Kendine has bir söylev tutturmuştu. Hareketleri yapmacık değildi. Kendi çalar kendi oynardı. “Biz çalar oynarız,” derdi. Ailesi hatta sülalesi müzikle uğraşırdı. Müzik diliyle konuşur, enstrümanını eline alır ve oynamaya başlardı.
Sazıyla ağlar ve onunla gülerdi.
Köroğlu’ndan başlar, aşık Veysel’den çıkardı.
“Müzik tarzım olmaz o gün hoşlandığım notalar tarzımdır,” derdi.
Kafkasların dağ müziğini yapıyoruz. Onun için müziğimiz eskilere dayanır. Sokak müziği yapmıyoruz. Halktan müziğe kabiliyetli ve kulağı olanları buluyor ve çalıştırıyoruz. Halkın müziği böyle ortaya çıkıyor, derdi.
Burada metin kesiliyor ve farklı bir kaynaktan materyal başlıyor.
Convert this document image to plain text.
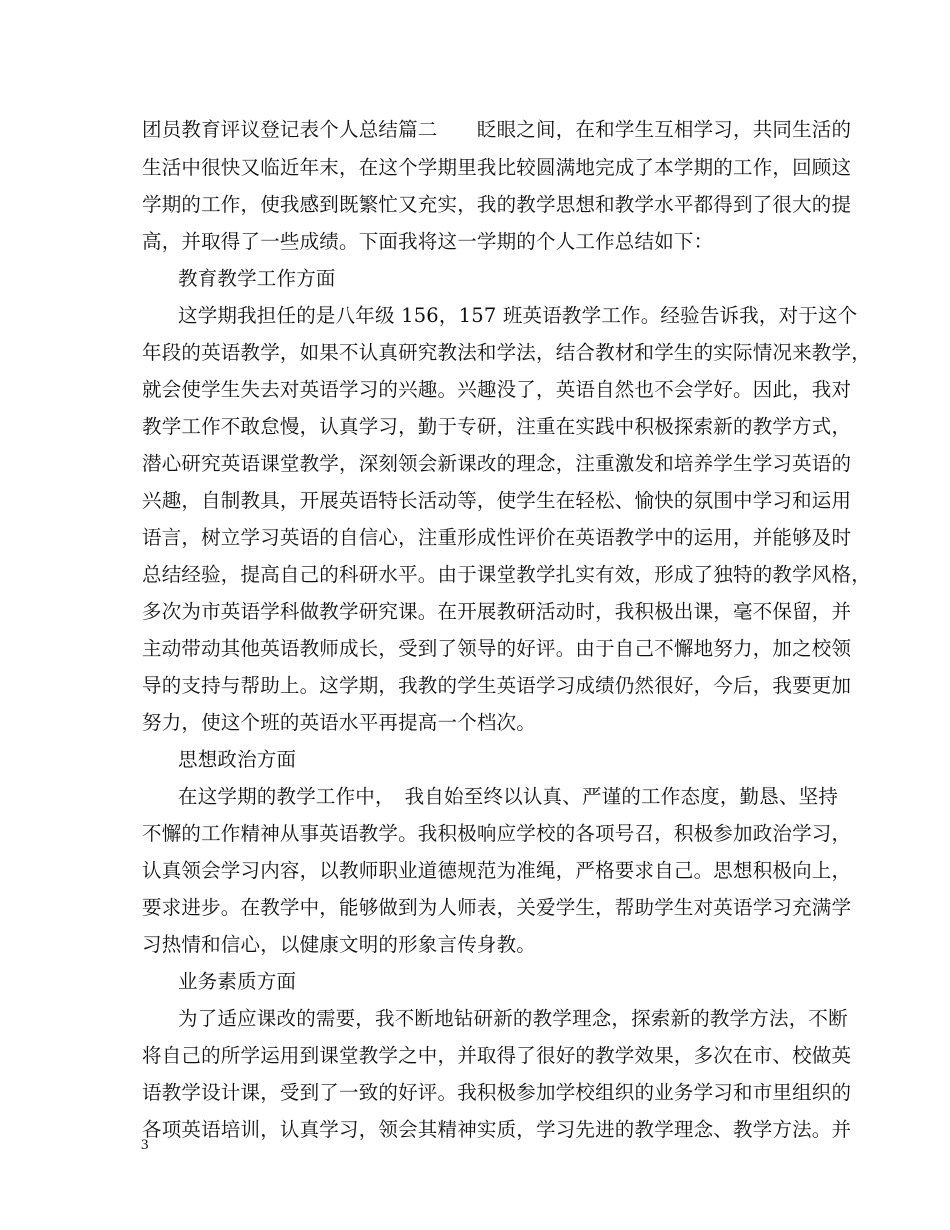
团员教育评议登记表个人总结篇二　　眨眼之间，在和学生互相学习，共同生活的
生活中很快又临近年末，在这个学期里我比较圆满地完成了本学期的工作，回顾这
学期的工作，使我感到既繁忙又充实，我的教学思想和教学水平都得到了很大的提
高，并取得了一些成绩。下面我将这一学期的个人工作总结如下：
教育教学工作方面
这学期我担任的是八年级 156，157 班英语教学工作。经验告诉我，对于这个
年段的英语教学，如果不认真研究教法和学法，结合教材和学生的实际情况来教学，
就会使学生失去对英语学习的兴趣。兴趣没了，英语自然也不会学好。因此，我对
教学工作不敢怠慢，认真学习，勤于专研，注重在实践中积极探索新的教学方式，
潜心研究英语课堂教学，深刻领会新课改的理念，注重激发和培养学生学习英语的
兴趣，自制教具，开展英语特长活动等，使学生在轻松、愉快的氛围中学习和运用
语言，树立学习英语的自信心，注重形成性评价在英语教学中的运用，并能够及时
总结经验，提高自己的科研水平。由于课堂教学扎实有效，形成了独特的教学风格，
多次为市英语学科做教学研究课。在开展教研活动时，我积极出课，毫不保留，并
主动带动其他英语教师成长，受到了领导的好评。由于自己不懈地努力，加之校领
导的支持与帮助上。这学期，我教的学生英语学习成绩仍然很好，今后，我要更加
努力，使这个班的英语水平再提高一个档次。
思想政治方面
在这学期的教学工作中，　我自始至终以认真、严谨的工作态度，勤恳、坚持
不懈的工作精神从事英语教学。我积极响应学校的各项号召，积极参加政治学习，
认真领会学习内容，以教师职业道德规范为准绳，严格要求自己。思想积极向上，
要求进步。在教学中，能够做到为人师表，关爱学生，帮助学生对英语学习充满学
习热情和信心，以健康文明的形象言传身教。
业务素质方面
为了适应课改的需要，我不断地钻研新的教学理念，探索新的教学方法，不断
将自己的所学运用到课堂教学之中，并取得了很好的教学效果，多次在市、校做英
语教学设计课，受到了一致的好评。我积极参加学校组织的业务学习和市里组织的
各项英语培训，认真学习，领会其精神实质，学习先进的教学理念、教学方法。并
3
Halkın arasında birçok guruplar bizi taklit ediyor. Kaynağımız, halkın gün görmemiş müziğidir. Her ortamda seslendirdiğimiz müziğimiz, parçalarımızla her zaman canlıdır ve canlı kalacaktır.
Geçende meydanda toplanmış hak arayan, insanlara müzik eşliğinde yardım ettik. Yine turistlerin ziyaret ettiği tarihi eserin önünde konser verdik. Kendi tarzımızı ve sazımızı konuşturduk.
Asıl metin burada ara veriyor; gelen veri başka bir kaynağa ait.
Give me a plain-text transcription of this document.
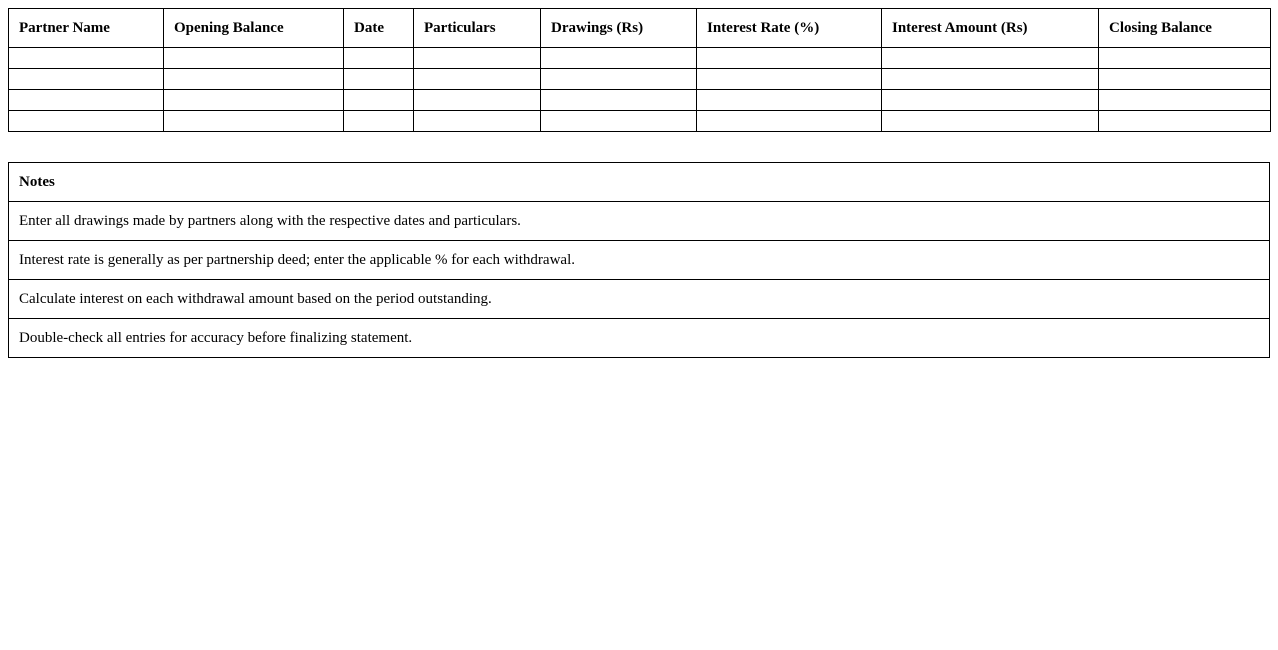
Partner Name	Opening Balance	Date	Particulars	Drawings (Rs)	Interest Rate (%)	Interest Amount (Rs)	Closing Balance

Notes
Enter all drawings made by partners along with the respective dates and particulars.
Interest rate is generally as per partnership deed; enter the applicable % for each withdrawal.
Calculate interest on each withdrawal amount based on the period outstanding.
Double-check all entries for accuracy before finalizing statement.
Bugün kesin olan, müziğimiz olmasa, kutlamalar yapılamaz. Biz çalar oynarız. Başkalarının müziğiyle değil, notalarımızla oynarız.
Üç kişiye müzik konusunda araştırma yaptırıyoruz. Müzik tarihimizi, ortaya çıkaracağız. Hangi ezgilerle ilgili türlerden hoşlandığımızı öğreneceğiz.
Sözleri hareketli olan, olayı özetleyen ve sosyal yapımızla ilgili müziği daha çok beğeniyoruz. Bunun için de halktan karşılık buluyoruz. Bazı yörelere ait müzisyenler notaları bizden aldınız, diyorlar. Anadolu’ya gelmişiz, biz kuzeye siz ise güneye inmiş olabilirsiniz. O halde aynı yayığın ayranıyız. Yoğurt tencerelerimiz farklı da olsa oluşacak yağımız ortaktır.
Kafkaslardan Toroslara gibi. Doğaya da uyum göstermede olan benzerliğimiz, çok enteresandır. Dağlarda kalsak da şehirleşmeyle birlikte şehrin sosyal yapısına uyarlanmışız. Şehirde saray müziğini yansıtmıyoruz. Dağlar bizimdir diyen Köroğlu’nu seslendiriyoruz.
“Halk aşıklarını” dile getiriyoruz. Değerlerimizi koruyor ve yaşatıyoruz.
Sazımızın telinde çiçeklerimizin güzelliğini, deyişlerinde insanlığı ve aydınlık yarınları hissederdik. Sevinç ve neşede ısrarcıyız. Halkın moral kaynağıyız. Halk bizimle coşar bizim türkülerimizi yolda, işinde ve dağında mırıldanır.
Yılların eskimeyen sesleri, coşkusuyla türkülerimizi, dün olduğu gibi bugün de hayranlıkla söylemektedir.